Esos valores familiares se transformaron en la base de mi vida.
Más adelante, los Scouts Católicos reforzaron ese rumbo. Allí descubrí que servir al prójimo no es un gesto ocasional, sino una forma de vida. Aprendí el valor del compañerismo, de la solidaridad y del deber. Entendí que brindarse al otro es, también, servir a la Patria, y que una comunidad crece cuando cada uno aporta lo mejor de sí.
Pero hubo un punto de quiebre que marcó definitivamente mi camino. Mientras trataba de entender por qué la Argentina no avanzaba, descubrí algo que nunca nos habían explicado: no es la gente la que falla, es el sistema.

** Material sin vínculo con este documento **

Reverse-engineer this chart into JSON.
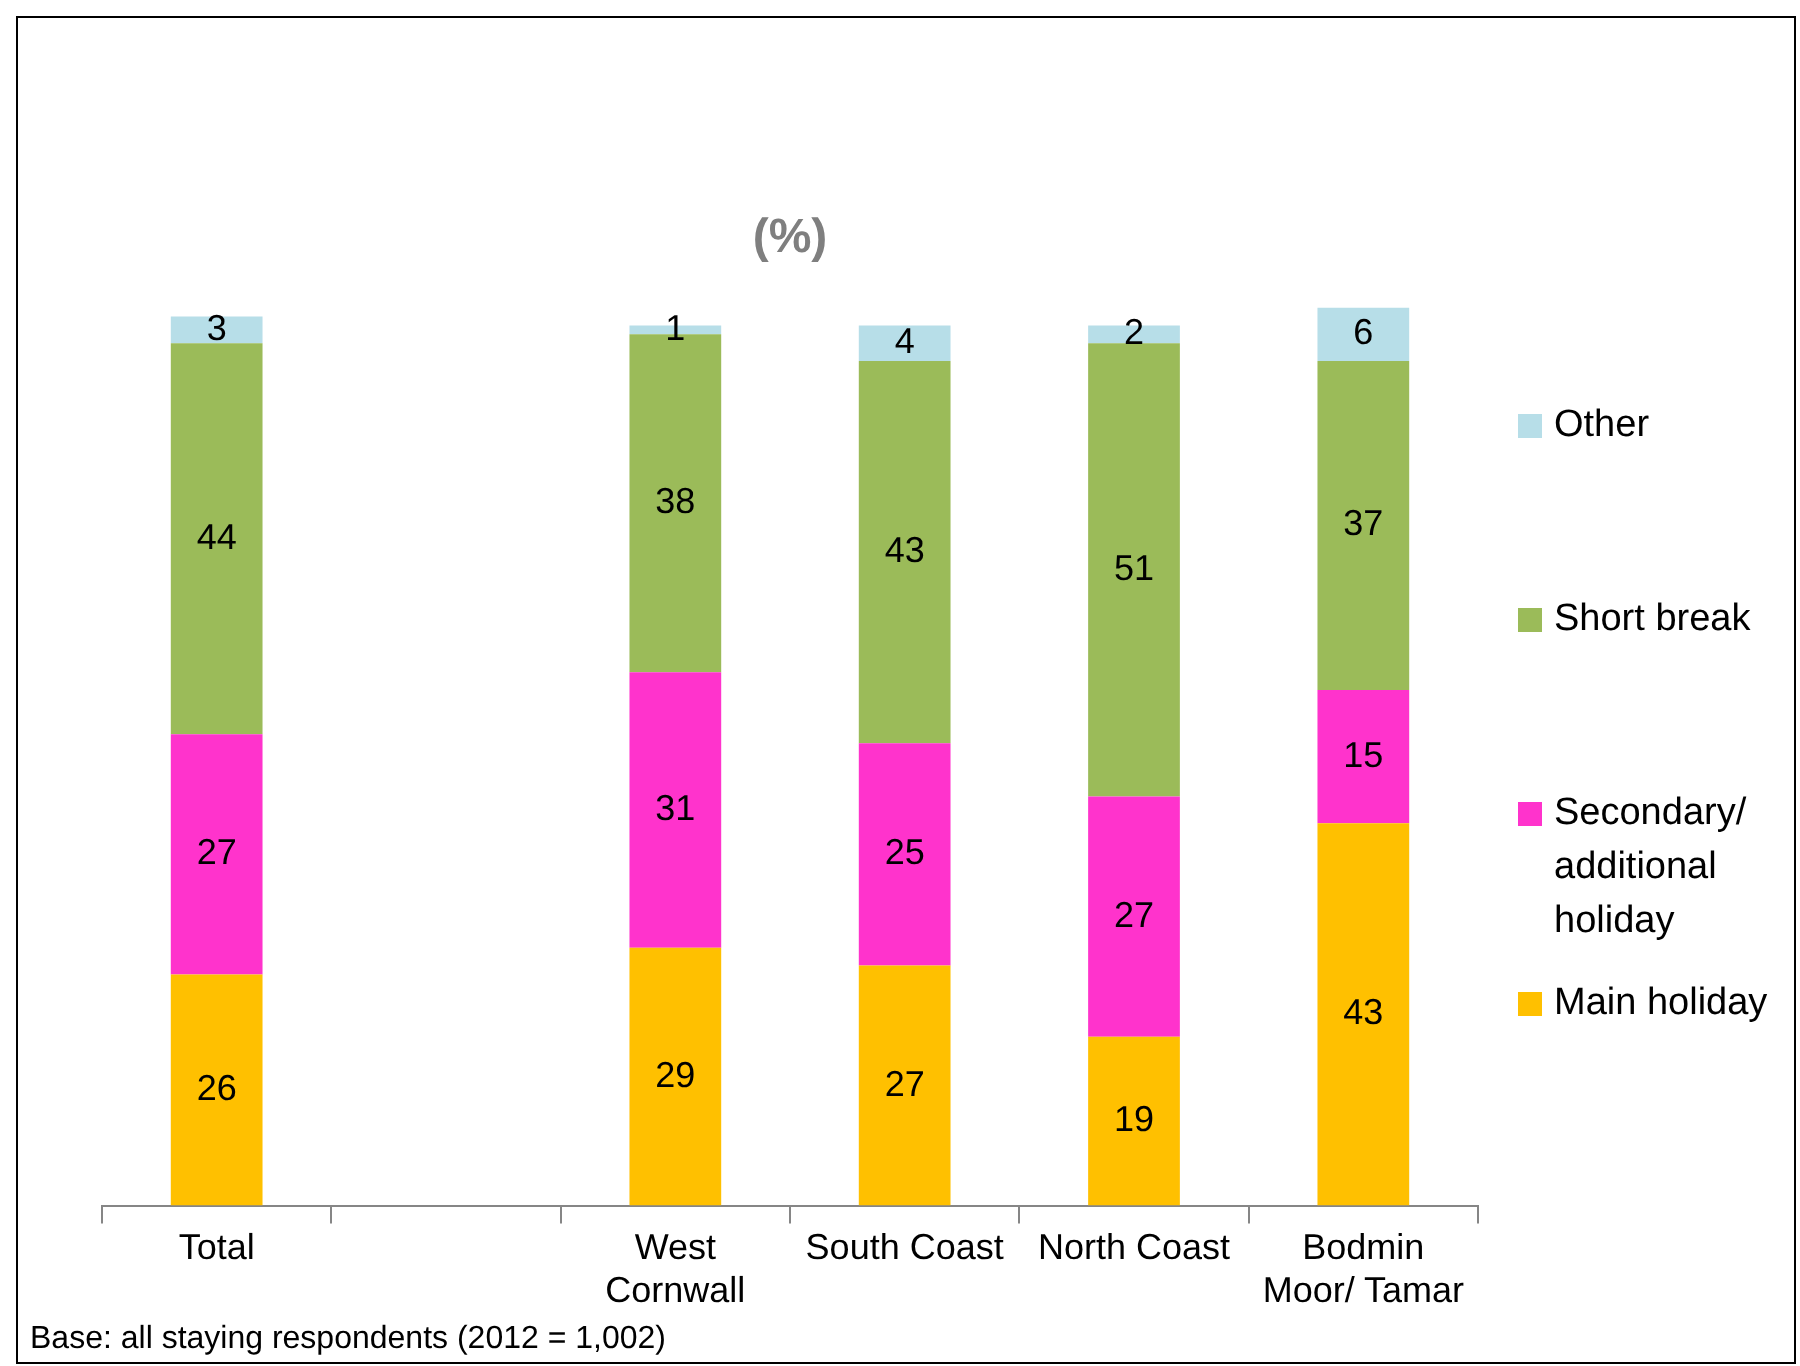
{
  "chart_data": {
    "type": "bar",
    "title": "(%)",
    "stacked": true,
    "categories": [
      "Total",
      null,
      "West Cornwall",
      "South Coast",
      "North Coast",
      "Bodmin Moor/ Tamar"
    ],
    "series": [
      {
        "name": "Main holiday",
        "color": "#ffc000",
        "values": [
          26,
          null,
          29,
          27,
          19,
          43
        ]
      },
      {
        "name": "Secondary/ additional holiday",
        "color": "#ff33cc",
        "values": [
          27,
          null,
          31,
          25,
          27,
          15
        ]
      },
      {
        "name": "Short break",
        "color": "#9bbb59",
        "values": [
          44,
          null,
          38,
          43,
          51,
          37
        ]
      },
      {
        "name": "Other",
        "color": "#b7dee8",
        "values": [
          3,
          null,
          1,
          4,
          2,
          6
        ]
      }
    ],
    "ylim": [
      0,
      101
    ],
    "tick_labels": "x",
    "data_labels": true,
    "legend": "right",
    "annotations": [
      "Base: all staying respondents (2012 = 1,002)"
    ]
  }
}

Y fue a partir del mensaje cultural que impulsó Javier Milei cuando comprendí que existía otra mirada posible: las ideas de la libertad.
Ese despertar me llevó a estudiar a fondo, a leer a los clásicos liberales y a entender que nuestro estancamiento tiene una causa central: el Estado presente que asfixia al trabajador, al emprendedor y al ciudadano común.
Desde entonces, mi convicción es firme: defender la libertad es defender al vecino, su esfuerzo, su dignidad y su futuro.
Hoy soy una voz escuchada en Capilla del Monte porque sostengo mis convicciones, digo la verdad y trabajo todos los días guiado por esos valores.